Q: Is there anything that you want people to understand about the pandemic situation that you feel like you haven’t been able to effectively convey so far?
A: The biggest thing is, everyone thinks that this is sort of a linear phenomenon. Let’s see what the number is tomorrow. Let’s see what the number is the day after that. The numbers really don’t matter as much as the pace at which they’re increasing. People will say, We’re doing all this stuff, and the numbers are still going up; it’s not working! But that’s not how you look at it. My own patients – and it’s human nature – don’t like to do things that they don’t see the immediate benefit in. I tell them to eat right and exercise and all that – and then nothing will happen to you as a result. And they say, well, that’s not very inspiring. My whole life as a doctor I’ve been sort of asked to prove a negative for my patients. It’s the same sort of thing here.
The other thing is that people tend to look at this as a very binary thing. Either you live or you die. Right? The general narrative interpreted by people was that 80 percent of people will live, and 20 percent of people are vulnerable – elderly and people with pre-existing conditions. What we’re learning along the way – we don’t have the robust data because this is just three months into this – is that even younger people, if they do get sick, it can have a much longer-lasting impact on them than a lot of people think. Younger people who have recovered will be listed in that binary formula as the recovered population. But you’re finding out that they still have 20 to 30 percent reduced lung function.
Then the final thing is that everyone needs to behave as if they have the virus. I’ve talked about these things, but you’re not always sure that people are quite getting it. One difference between television and one-on-one medicine is that I don’t get the feedback. Sometimes through social media you get some sense of it, but it’s still hard to know.
Q: Like you, I also recently had to cancel my 11-year-old’s birthday party because of the virus.
A: I was telling a friend of mine the other day: We had a really good childhood, if you think about it. We were post-Korea, post-Vietnam. The Gulf War wouldn’t happen until 1991. We were in college at that point and didn’t worry about things.
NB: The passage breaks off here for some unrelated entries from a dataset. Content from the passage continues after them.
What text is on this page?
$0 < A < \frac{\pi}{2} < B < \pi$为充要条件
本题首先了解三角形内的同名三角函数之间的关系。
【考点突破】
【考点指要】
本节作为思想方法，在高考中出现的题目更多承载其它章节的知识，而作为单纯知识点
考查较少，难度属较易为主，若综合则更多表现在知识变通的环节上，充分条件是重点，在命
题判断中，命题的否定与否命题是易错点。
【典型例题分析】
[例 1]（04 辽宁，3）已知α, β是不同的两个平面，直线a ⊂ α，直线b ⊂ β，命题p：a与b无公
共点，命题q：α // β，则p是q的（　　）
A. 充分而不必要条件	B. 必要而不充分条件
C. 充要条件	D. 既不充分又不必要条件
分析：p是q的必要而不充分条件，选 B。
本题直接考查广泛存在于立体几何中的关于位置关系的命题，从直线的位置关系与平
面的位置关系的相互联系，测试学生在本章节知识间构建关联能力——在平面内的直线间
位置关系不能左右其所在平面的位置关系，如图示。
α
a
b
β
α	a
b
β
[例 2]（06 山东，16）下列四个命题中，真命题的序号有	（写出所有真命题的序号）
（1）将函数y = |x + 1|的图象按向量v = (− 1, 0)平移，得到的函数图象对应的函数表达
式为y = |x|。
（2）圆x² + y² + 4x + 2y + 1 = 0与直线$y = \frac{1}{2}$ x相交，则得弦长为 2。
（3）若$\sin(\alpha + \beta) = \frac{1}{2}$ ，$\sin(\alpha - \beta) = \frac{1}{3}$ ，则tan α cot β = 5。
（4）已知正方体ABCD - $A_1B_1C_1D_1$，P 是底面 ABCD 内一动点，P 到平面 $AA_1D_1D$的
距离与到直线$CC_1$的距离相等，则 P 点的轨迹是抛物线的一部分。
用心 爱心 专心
And here my kids – our country has been at war since they were born. There have been two significant recessions. Climate change is a real topic of discussion.
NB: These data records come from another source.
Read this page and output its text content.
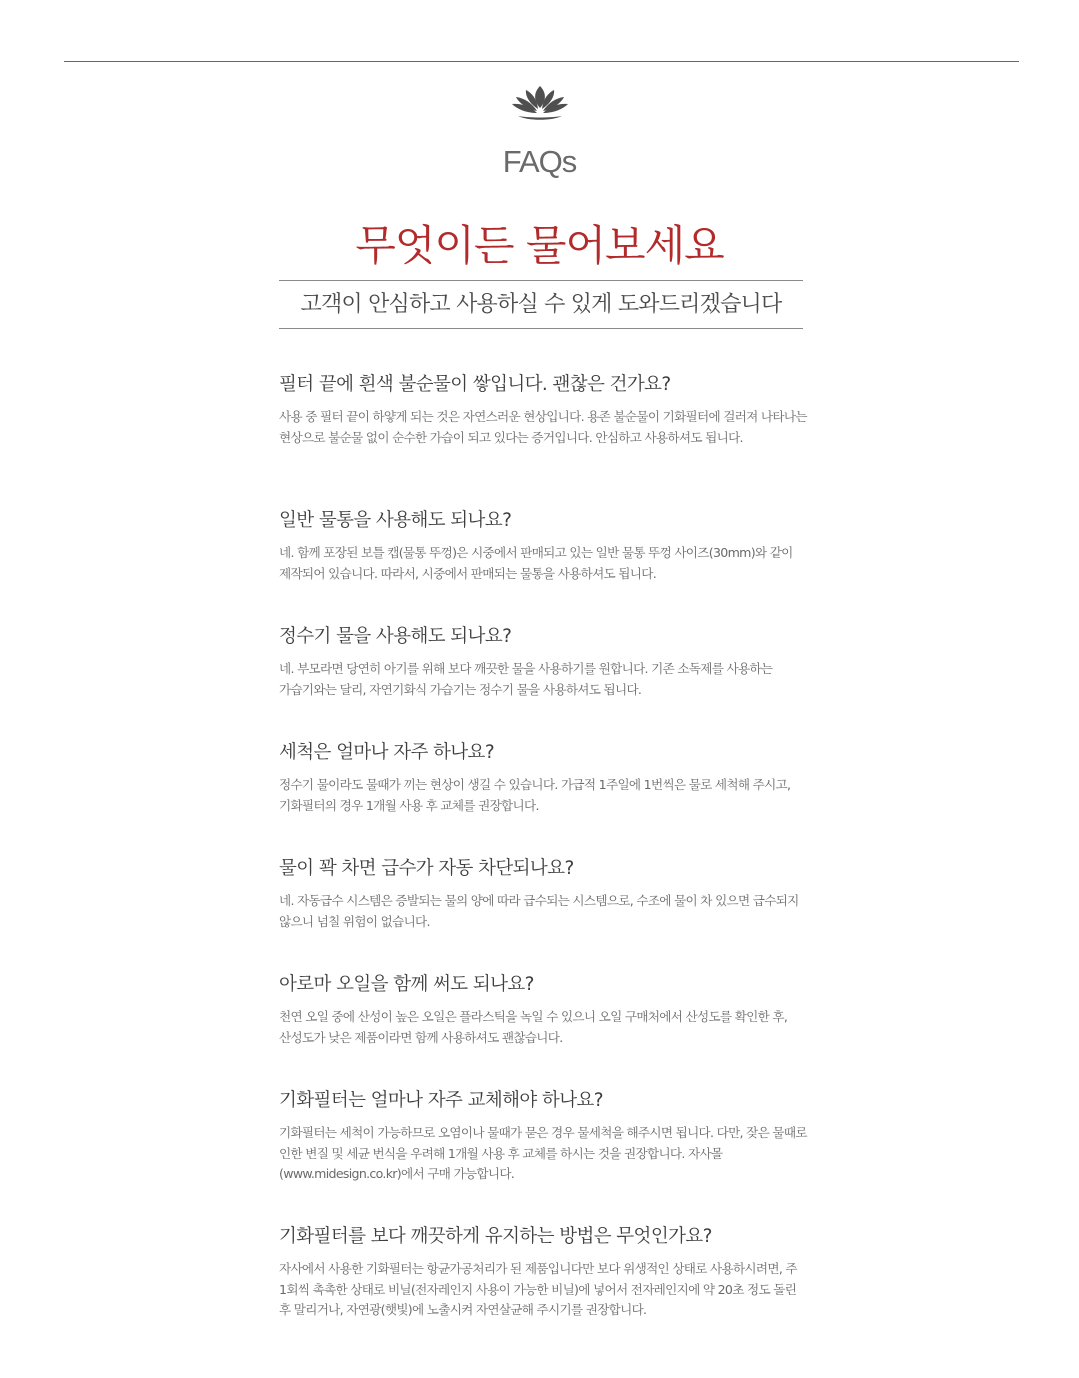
FAQs
무엇이든 물어보세요
고객이 안심하고 사용하실 수 있게 도와드리겠습니다

필터 끝에 흰색 불순물이 쌓입니다. 괜찮은 건가요?

사용 중 필터 끝이 하얗게 되는 것은 자연스러운 현상입니다. 용존 불순물이 기화필터에 걸러져 나타나는 현상으로 불순물 없이 순수한 가습이 되고 있다는 증거입니다. 안심하고 사용하셔도 됩니다.

일반 물통을 사용해도 되나요?

네. 함께 포장된 보틀 캡(물통 뚜껑)은 시중에서 판매되고 있는 일반 물통 뚜껑 사이즈(30mm)와 같이 제작되어 있습니다. 따라서, 시중에서 판매되는 물통을 사용하셔도 됩니다.

정수기 물을 사용해도 되나요?

네. 부모라면 당연히 아기를 위해 보다 깨끗한 물을 사용하기를 원합니다. 기존 소독제를 사용하는 가습기와는 달리, 자연기화식 가습기는 정수기 물을 사용하셔도 됩니다.

세척은 얼마나 자주 하나요?

정수기 물이라도 물때가 끼는 현상이 생길 수 있습니다. 가급적 1주일에 1번씩은 물로 세척해 주시고, 기화필터의 경우 1개월 사용 후 교체를 권장합니다.

물이 꽉 차면 급수가 자동 차단되나요?

네. 자동급수 시스템은 증발되는 물의 양에 따라 급수되는 시스템으로, 수조에 물이 차 있으면 급수되지 않으니 넘칠 위험이 없습니다.

아로마 오일을 함께 써도 되나요?

천연 오일 중에 산성이 높은 오일은 플라스틱을 녹일 수 있으니 오일 구매처에서 산성도를 확인한 후, 산성도가 낮은 제품이라면 함께 사용하셔도 괜찮습니다.

기화필터는 얼마나 자주 교체해야 하나요?

기화필터는 세척이 가능하므로 오염이나 물때가 묻은 경우 물세척을 해주시면 됩니다. 다만, 잦은 물때로 인한 변질 및 세균 번식을 우려해 1개월 사용 후 교체를 하시는 것을 권장합니다. 자사몰(www.midesign.co.kr)에서 구매 가능합니다.

기화필터를 보다 깨끗하게 유지하는 방법은 무엇인가요?

자사에서 사용한 기화필터는 항균가공처리가 된 제품입니다만 보다 위생적인 상태로 사용하시려면, 주 1회씩 촉촉한 상태로 비닐(전자레인지 사용이 가능한 비닐)에 넣어서 전자레인지에 약 20초 정도 돌린 후 말리거나, 자연광(햇빛)에 노출시켜 자연살균해 주시기를 권장합니다.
You know, my middle child used to be the kid who’d say: All right, so here’s how my life is going to unfold. I’m going to be an architect. I want to have two kids. Here are their names. This is the kind of guy I’m going to marry. I mean, the whole thing. It was a funny dinnertime conversation. A few months ago, I said, “So how’s your plan going?” “It’s not happening,” she said, “because I hear that by the year 2030, the world is likely to end.” I never felt like that when I was a kid.
I don’t know what you told your 11-year-old. But I said, “Tell me about your 8th birthday. What was that like?” She’s, like, “I don’t remember my 8th birthday.” Exactly. You’ll never forget this. You’ll tell your grandkids one day that your 11th birthday was in the middle of the 2019-2020 pandemic. And we made it through that. That’ll be something that we talk about for the rest of our lives.